The 10s In Review: An Occasional Series

Me in 2010 and in 2019.

It’s now the last month of the last year in a decade, and I suppose that means it might be a good time to collect up some thoughts on the past ten years, on both a personal and larger level. To that end, from time to time this month, basically when it crosses my mind to do so, I’ll do posts on the people, events, creative work and other notable things that I want to note before the 10s officially recede into the rear view mirror. Some of this will be specific to me and my life, and some of it will be more general.

I don’t want to overhype this intended collection of decade-end pieces, because ten years ago a grandly announced a very similar plan for the years 2000 – 2009, complete with snazzy graphic, and proceeded to not write any pieces, how embarrassing is that. This time I plan to be more low-key about it. If I’m moved to write something, I will. If not, then, well. It’s not like I wasn’t writing here over the last ten years; you can find what I was thinking about things as we went along. But I do have some thoughts on it all, if for no other reason than to help me make sense of it all for myself, so I suspect there will be at least a few pieces before the end of the month.

I will note — and I think this should be fairly obvious if you’ve been following along here at all in the last decade — that the 10s were a pretty good decade for me personally. Not without its challenges, certainly, but one that on a personal and professional level brought a measure of success and contentment. This is contrasted, I think, with a larger more general trend away from contentment. This division was interesting to experience and not entirely comfortable in its implications, and I imagine this dichotomy will thread itself into the pieces. I expect I will leaven these thoughts with “decade in review” posts of cats and sunsets, however, so there is that, at least.

In any event, this is my plan for December. Let’s see how it plays out.

15 Comments on “The 10s In Review: An Occasional Series”

  1. My late uncle, an engineer, was always very precise. One of his sore points was people who misidentified the starts and ends of decades.

    He noted the the first century began with year 1, not year 0. (And it was the first century, not the ‘zeroth’). Thus, each decade after began with the year numbered 1, in the present case, 2011.

    Consequently, the final year of the 2nd decade of the 21st century will be 2020, not 2019.
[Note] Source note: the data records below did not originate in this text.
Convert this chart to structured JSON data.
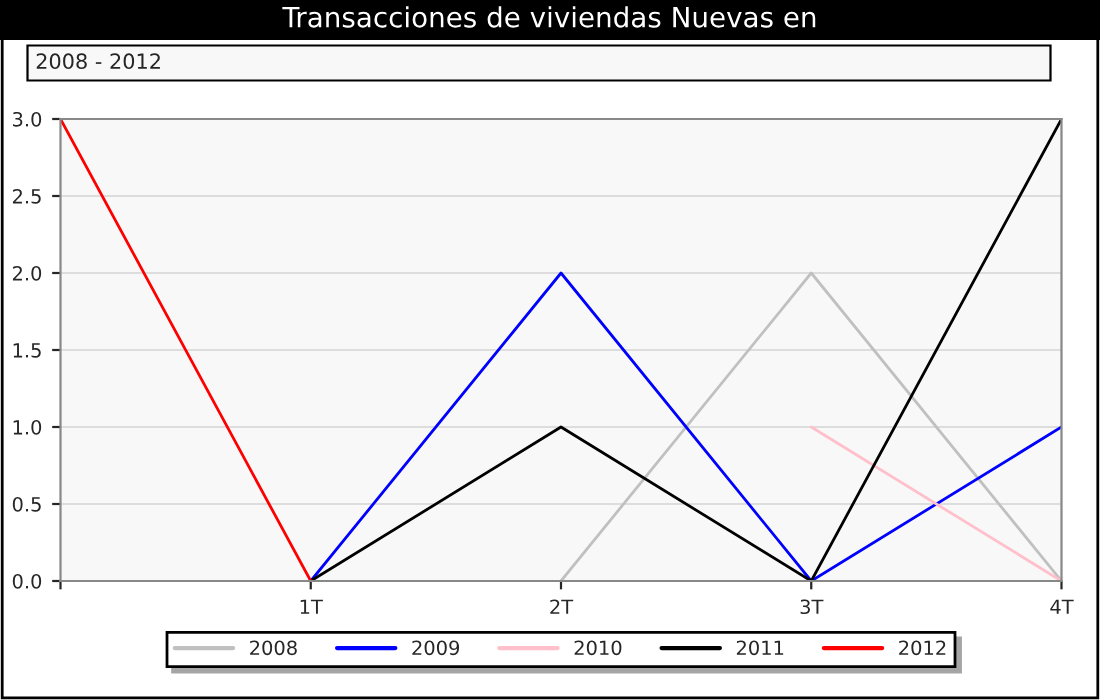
{
  "chart_data": {
    "type": "line",
    "title": "Transacciones de viviendas Nuevas en",
    "subtitle": "2008 - 2012",
    "categories": [
      null,
      "1T",
      "2T",
      "3T",
      "4T"
    ],
    "series": [
      {
        "name": "2008",
        "color": "#c0c0c0",
        "values": [
          null,
          null,
          0,
          2,
          0
        ]
      },
      {
        "name": "2009",
        "color": "#0000ff",
        "values": [
          null,
          0,
          2,
          0,
          1
        ]
      },
      {
        "name": "2010",
        "color": "#ffc0cb",
        "values": [
          null,
          null,
          null,
          1,
          0
        ]
      },
      {
        "name": "2011",
        "color": "#000000",
        "values": [
          null,
          0,
          1,
          0,
          3
        ]
      },
      {
        "name": "2012",
        "color": "#ff0000",
        "values": [
          3,
          0,
          null,
          null,
          null
        ]
      }
    ],
    "ylim": [
      0,
      3
    ],
    "yticks": [
      {
        "value": 0,
        "label": "0.0"
      },
      {
        "value": 0.5,
        "label": "0.5"
      },
      {
        "value": 1,
        "label": "1.0"
      },
      {
        "value": 1.5,
        "label": "1.5"
      },
      {
        "value": 2,
        "label": "2.0"
      },
      {
        "value": 2.5,
        "label": "2.5"
      },
      {
        "value": 3,
        "label": "3.0"
      }
    ],
    "grid": "y",
    "legend": "bottom",
    "marker": "none",
    "line_style": "solid"
  }
}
    I know this is an annoying nit to pick, but I REALLY don’t want to see another decade marred by the current US government.

  2. Ken:

    I would tell you to don’t be that guy, but it’s too late, you’ve already been that guy.
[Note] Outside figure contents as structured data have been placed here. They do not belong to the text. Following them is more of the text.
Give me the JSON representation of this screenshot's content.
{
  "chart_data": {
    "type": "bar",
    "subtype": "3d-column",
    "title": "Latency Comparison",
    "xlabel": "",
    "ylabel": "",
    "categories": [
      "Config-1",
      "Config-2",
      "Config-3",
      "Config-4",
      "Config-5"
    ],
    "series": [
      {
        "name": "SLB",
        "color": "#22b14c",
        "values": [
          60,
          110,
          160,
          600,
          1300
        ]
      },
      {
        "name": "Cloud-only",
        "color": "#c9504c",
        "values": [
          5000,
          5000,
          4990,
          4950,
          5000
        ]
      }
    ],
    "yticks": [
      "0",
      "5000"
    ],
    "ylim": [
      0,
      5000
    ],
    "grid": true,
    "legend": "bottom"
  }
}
    And also, I and everyone else who is not actually an engineer is gonna go ahead and do it this way.

  3. Yes, because the change of year – eg, from 10s to 20s – is far more visually significant. I think occasional life reviews are a good idea, and it helps if they have a ‘peg’ of some kind. I look forward to any entries on this subject.

  4. (Anyway, this calendar wasn’t in use in the first century, and nobody is in a position to prescribe when it began. You could say it began with the birth of Jesus around 4BC* or it began in the year zero, which historians call 1 BC for reasons all their own. Not only do you get to do what you want – but the engineers have no beef with it. And the October Revolution took place on November 7. Meh.)

    *Meaning the first century was 103 years long by that reckoning – don’t blame me.

  5. I hope you won’t think I’m trying to hijack your thread (but I guess I am), but I wrote up something about the decade/millennium crapola on my blog a few years back. Short answer: the pedants are wrong: When do the teens end? (Or, I guess you could say that I’m out-pedanting the pedants.)

  6. Ken, please note that OGH called this “The 10s In Review…”. While 2020 is the final year of the second decade of the 21st century it is not a part of “The 10s”, which is the decade he’s reviewing.

    Your engineer uncle would probably appreciate precision in reading as much as in writing.

  7. I was “going to be that person”, and I am an engineer. So don’t put us down for our need for accuracy.

  8. biomade:

    You know, if it bugs you (or any other engineer), you don’t have to read the posts.

    Also, to avoid this comment thread bogging down on this particular pointless argument, let’s consider the matter tabled.

  9. oh, OK. but I like reading your posts so I can live with you doing it. Being an Engineer with aixelsyd (dyslexia) and CDO (in alphabetical order) does add a certain je ne sais quoi to the how I think. BUT WOW, I got a named reply thank you.

  10. Ten years is a significant chunk of anyone’s life. I’m interested in reading what you write about what interested/inspired/irritated you over that time.

  11. The 10’s were a shit show. Dogged by the 2008 recession even now and a nazi frat boy as president? This decade cant get over fast enough.

    The 20’s? Maybe we’ll see humans walk on the moon again, maybe we’ll send people to mars. We have seen the end of moore’s law. But perhaps we will see the dawn of quantuum computing and true AI.

    The issue of course is if those AI are used to sell even more sophisticated political lie advertising to make facebook richer.

    Somewhere the internet revolution morphed into the data mining personal information for profit revolution.

  12. This is probably an odd thing to have noticed, but… John, any thoughts on why you held the camera in so much lower a position ten years ago, compared to now?